What did God tell me. Three simple words. Trust. Rest. Wait. For anybody who knows me, you can imagine my response. I even spoke it aloud.

“That is a tall order for someone like me, God,” I replied. Did I say thank you? No. Was I relieved He had finally spoken? Somewhat. Did I realize He had already spoken, and acknowledge that I simply hadn’t listened? Of course not.

The good news is that I heard Him this time. Trust. Rest. Wait.

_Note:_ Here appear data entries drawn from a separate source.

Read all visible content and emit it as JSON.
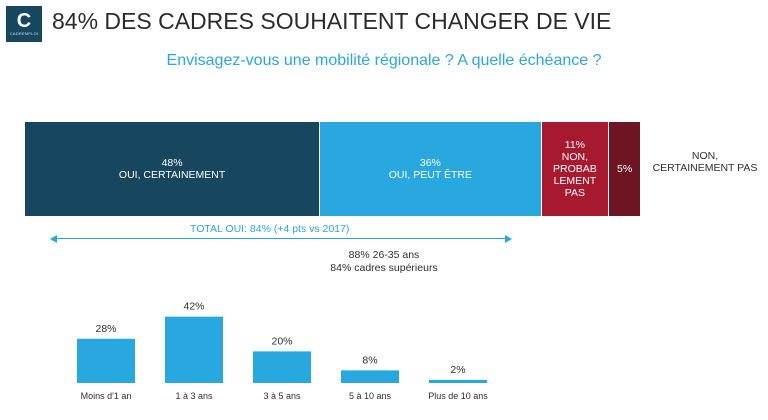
{
  "logo": {
    "letter": "C",
    "wordmark": "CADREMPLOI"
  },
  "title": "84% DES CADRES SOUHAITENT CHANGER DE VIE",
  "subtitle": "Envisagez-vous une mobilité régionale ? A quelle échéance ?",
  "colors": {
    "dark_blue": "#17465f",
    "light_blue": "#29a7df",
    "red": "#a6192e",
    "maroon": "#6e1423"
  },
  "stacked": {
    "segments": [
      {
        "pct": "48%",
        "label": "OUI, CERTAINEMENT",
        "value": 48
      },
      {
        "pct": "36%",
        "label": "OUI, PEUT ÊTRE",
        "value": 36
      },
      {
        "pct": "11%",
        "label": "NON, PROBAB LEMENT PAS",
        "value": 11
      },
      {
        "pct": "5%",
        "label": "",
        "value": 5
      }
    ],
    "outside_label": "NON, CERTAINEMENT PAS"
  },
  "total": {
    "label": "TOTAL OUI: 84% (+4 pts vs 2017)",
    "note_1": "88% 26-35 ans",
    "note_2": "84% cadres supérieurs"
  },
  "chart_data": {
    "type": "bar",
    "categories": [
      "Moins d'1 an",
      "1 à 3 ans",
      "3 à 5 ans",
      "5 à 10 ans",
      "Plus de 10 ans"
    ],
    "values": [
      28,
      42,
      20,
      8,
      2
    ],
    "value_labels": [
      "28%",
      "42%",
      "20%",
      "8%",
      "2%"
    ],
    "color": "#29a7df"
  }
}
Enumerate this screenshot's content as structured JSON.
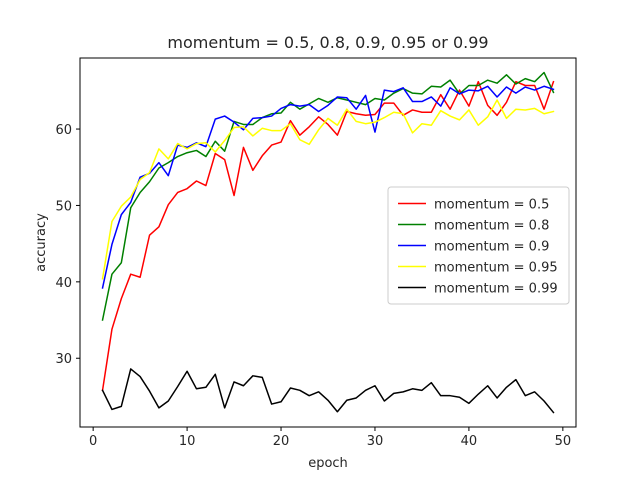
{
  "chart_data": {
    "type": "line",
    "title": "momentum = 0.5, 0.8, 0.9, 0.95 or 0.99",
    "xlabel": "epoch",
    "ylabel": "accuracy",
    "xlim": [
      -1.4,
      51.4
    ],
    "ylim": [
      21,
      69.3
    ],
    "xticks": [
      0,
      10,
      20,
      30,
      40,
      50
    ],
    "yticks": [
      30,
      40,
      50,
      60
    ],
    "grid": false,
    "legend_placement": "center-right",
    "x": [
      1,
      2,
      3,
      4,
      5,
      6,
      7,
      8,
      9,
      10,
      11,
      12,
      13,
      14,
      15,
      16,
      17,
      18,
      19,
      20,
      21,
      22,
      23,
      24,
      25,
      26,
      27,
      28,
      29,
      30,
      31,
      32,
      33,
      34,
      35,
      36,
      37,
      38,
      39,
      40,
      41,
      42,
      43,
      44,
      45,
      46,
      47,
      48,
      49
    ],
    "series": [
      {
        "name": "momentum = 0.5",
        "color": "#ff0000",
        "values": [
          25.8,
          33.8,
          37.8,
          41.0,
          40.6,
          46.1,
          47.2,
          50.1,
          51.7,
          52.2,
          53.2,
          52.6,
          56.8,
          56.0,
          51.3,
          57.6,
          54.6,
          56.5,
          57.9,
          58.3,
          61.1,
          59.2,
          60.3,
          61.6,
          60.6,
          59.2,
          62.3,
          62.0,
          61.8,
          61.9,
          63.4,
          63.4,
          61.8,
          62.5,
          62.2,
          62.2,
          64.5,
          62.6,
          65.1,
          63.0,
          66.2,
          63.1,
          61.8,
          63.5,
          66.2,
          65.7,
          65.7,
          62.6,
          66.2
        ]
      },
      {
        "name": "momentum = 0.8",
        "color": "#008000",
        "values": [
          35.0,
          41.0,
          42.5,
          49.7,
          51.7,
          53.1,
          54.9,
          55.6,
          56.4,
          56.9,
          57.2,
          56.4,
          58.4,
          57.1,
          61.0,
          60.6,
          60.6,
          61.5,
          62.0,
          62.1,
          63.5,
          62.6,
          63.3,
          64.0,
          63.5,
          64.1,
          63.8,
          63.5,
          63.2,
          64.0,
          63.8,
          64.7,
          65.3,
          64.7,
          64.6,
          65.6,
          65.5,
          66.4,
          64.6,
          65.7,
          65.7,
          66.4,
          66.0,
          67.1,
          65.9,
          66.6,
          66.2,
          67.4,
          64.8
        ]
      },
      {
        "name": "momentum = 0.9",
        "color": "#0000ff",
        "values": [
          39.2,
          44.9,
          48.8,
          50.4,
          53.7,
          54.2,
          55.6,
          53.9,
          57.9,
          57.6,
          58.2,
          57.7,
          61.3,
          61.7,
          60.9,
          59.9,
          61.4,
          61.5,
          61.7,
          62.7,
          63.2,
          63.0,
          63.2,
          62.3,
          63.1,
          64.2,
          64.1,
          62.6,
          64.4,
          59.6,
          65.1,
          64.9,
          65.4,
          63.6,
          63.6,
          64.2,
          63.0,
          65.4,
          64.6,
          65.1,
          65.0,
          65.6,
          64.2,
          65.5,
          64.7,
          65.5,
          65.1,
          65.6,
          65.2
        ]
      },
      {
        "name": "momentum = 0.95",
        "color": "#ffff00",
        "values": [
          40.4,
          47.9,
          49.9,
          51.1,
          53.4,
          54.3,
          57.4,
          56.1,
          58.1,
          57.4,
          58.1,
          58.2,
          57.0,
          58.5,
          60.2,
          60.3,
          59.1,
          60.1,
          59.8,
          59.8,
          60.7,
          58.6,
          58.0,
          59.9,
          61.4,
          60.5,
          62.6,
          61.0,
          60.7,
          60.9,
          61.5,
          62.2,
          62.0,
          59.5,
          60.7,
          60.5,
          62.4,
          61.7,
          61.2,
          62.5,
          60.5,
          61.6,
          63.8,
          61.4,
          62.6,
          62.5,
          62.7,
          62.0,
          62.3
        ]
      },
      {
        "name": "momentum = 0.99",
        "color": "#000000",
        "values": [
          25.8,
          23.3,
          23.7,
          28.6,
          27.6,
          25.7,
          23.5,
          24.4,
          26.3,
          28.3,
          26.0,
          26.2,
          27.9,
          23.5,
          26.9,
          26.4,
          27.7,
          27.5,
          24.0,
          24.3,
          26.1,
          25.8,
          25.1,
          25.6,
          24.5,
          23.0,
          24.5,
          24.8,
          25.8,
          26.4,
          24.4,
          25.4,
          25.6,
          26.0,
          25.8,
          26.8,
          25.1,
          25.1,
          24.9,
          24.1,
          25.3,
          26.4,
          24.8,
          26.2,
          27.2,
          25.1,
          25.6,
          24.4,
          22.9
        ]
      }
    ]
  }
}
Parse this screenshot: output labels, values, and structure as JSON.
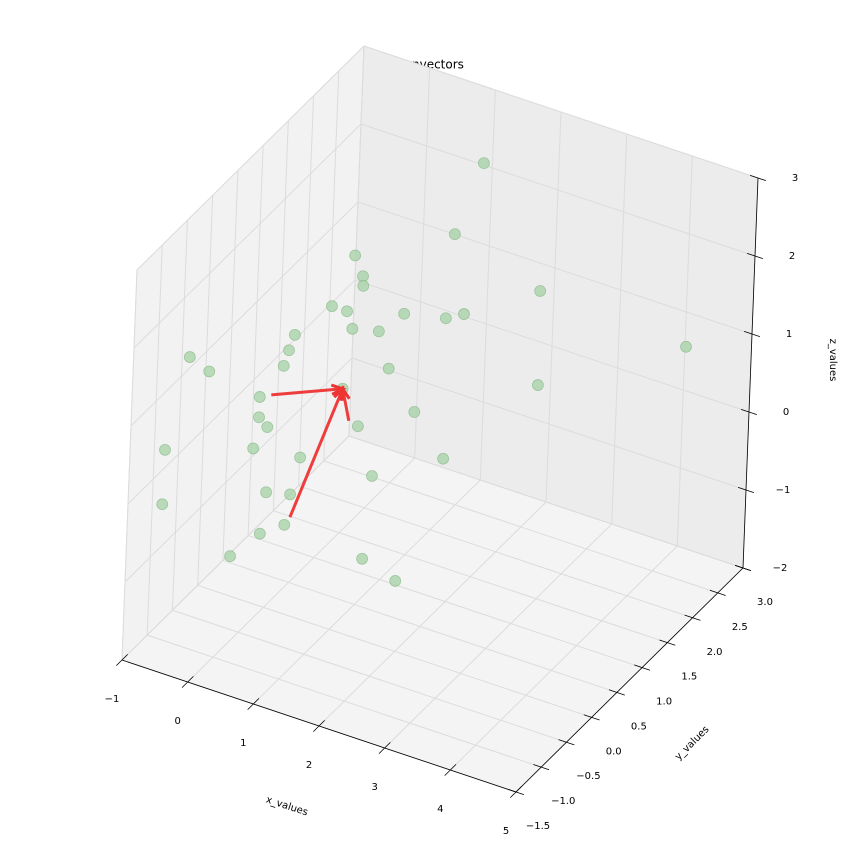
{
  "chart_data": {
    "type": "scatter3d",
    "title": "Eigenvectors",
    "x_label": "x_values",
    "y_label": "y_values",
    "z_label": "z_values",
    "x": [
      1.6,
      1.57,
      0.63,
      0.76,
      0.77,
      2.52,
      0.31,
      0.54,
      1.4,
      2.03,
      2.3,
      -0.23,
      0.63,
      1.03,
      4.38,
      -0.31,
      -0.52,
      -0.38,
      -0.22,
      1.2,
      2.54,
      0.52,
      0.19,
      1.61,
      0.19,
      0.32,
      0.77,
      -0.84,
      0.12,
      -0.08,
      2.07,
      1.01,
      0.34,
      -0.21,
      -0.85,
      -0.28,
      0.27,
      0.2,
      0.91,
      1.42
    ],
    "y": [
      2.0,
      1.5,
      0.75,
      0.75,
      0.75,
      2.0,
      0.75,
      0.75,
      0.75,
      0.75,
      0.75,
      0.75,
      0.75,
      0.75,
      2.5,
      0.75,
      -1.0,
      0.75,
      -1.0,
      0.75,
      2.0,
      0.75,
      -0.5,
      0.75,
      -0.5,
      -0.5,
      0.75,
      -1.0,
      -0.5,
      0.75,
      0.75,
      0.75,
      -0.5,
      0.75,
      -1.0,
      0.75,
      -0.5,
      -1.0,
      0.75,
      0.75
    ],
    "z": [
      2.87,
      2.27,
      2.21,
      1.98,
      1.86,
      1.49,
      1.47,
      1.47,
      1.68,
      1.8,
      1.93,
      0.95,
      1.27,
      1.35,
      0.98,
      0.73,
      1.7,
      0.51,
      1.6,
      0.92,
      0.29,
      0.47,
      1.07,
      0.48,
      0.81,
      0.72,
      0.06,
      0.42,
      0.39,
      -0.58,
      0.01,
      -0.51,
      -0.11,
      -1.09,
      -0.28,
      -1.5,
      -0.66,
      -0.65,
      -1.6,
      -1.74
    ],
    "color": "#a9d3a9",
    "arrows": [
      {
        "start": [
          -0.55,
          0.75,
          0.09
        ],
        "end": [
          0.52,
          0.75,
          0.47
        ]
      },
      {
        "start": [
          -0.2,
          0.75,
          -1.38
        ],
        "end": [
          0.52,
          0.75,
          0.47
        ]
      },
      {
        "start": [
          0.63,
          0.75,
          0.09
        ],
        "end": [
          0.52,
          0.75,
          0.47
        ]
      }
    ],
    "arrow_color": "#ee3333",
    "xlim": [
      -1,
      5
    ],
    "ylim": [
      -1.5,
      3
    ],
    "zlim": [
      -2,
      3
    ],
    "xticks": [
      {
        "value": -1,
        "label": "−1"
      },
      0,
      1,
      2,
      3,
      4,
      5
    ],
    "yticks": [
      {
        "value": -1.5,
        "label": "−1.5"
      },
      {
        "value": -1,
        "label": "−1.0"
      },
      {
        "value": -0.5,
        "label": "−0.5"
      },
      {
        "value": 0,
        "label": "0.0"
      },
      0.5,
      {
        "value": 1,
        "label": "1.0"
      },
      1.5,
      {
        "value": 2,
        "label": "2.0"
      },
      2.5,
      {
        "value": 3,
        "label": "3.0"
      }
    ],
    "zticks": [
      {
        "value": -2,
        "label": "−2"
      },
      {
        "value": -1,
        "label": "−1"
      },
      0,
      1,
      2,
      3
    ],
    "grid": true
  }
}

Leave it to God to patiently wait while I harassed Him endlessly to speak to me to answer in such a simple, pure, and holy of course way.

Trust. Rest. Wait.

Given how phenomenally tired I have been, given that I have had about three good nights sleeps in the past several months, and given how busy I tend to keep myself, this isn’t such bad advice. Isn’t such bad advice? This is God speaking!

Trust? Ahem. I have been seeking His forgiveness for my unbelief and lack of trust. So go figure. God is asking me to do exactly what I have been having difficulty doing.

Wait? Are you kidding me? That means I have to continue to learn to be patient.

Trust. Rest. Wait. Pretty cool. I can only imagine something beautiful will follow – once I obey.

So here’s the question. When God speaks, do I listen? It’s one thing to beg God with all my heart to speak. It’s another thing altogether to listen – and obey.

So here are my two questions.

When God speaks, do you listen?

When God speaks and you listen, do you obey?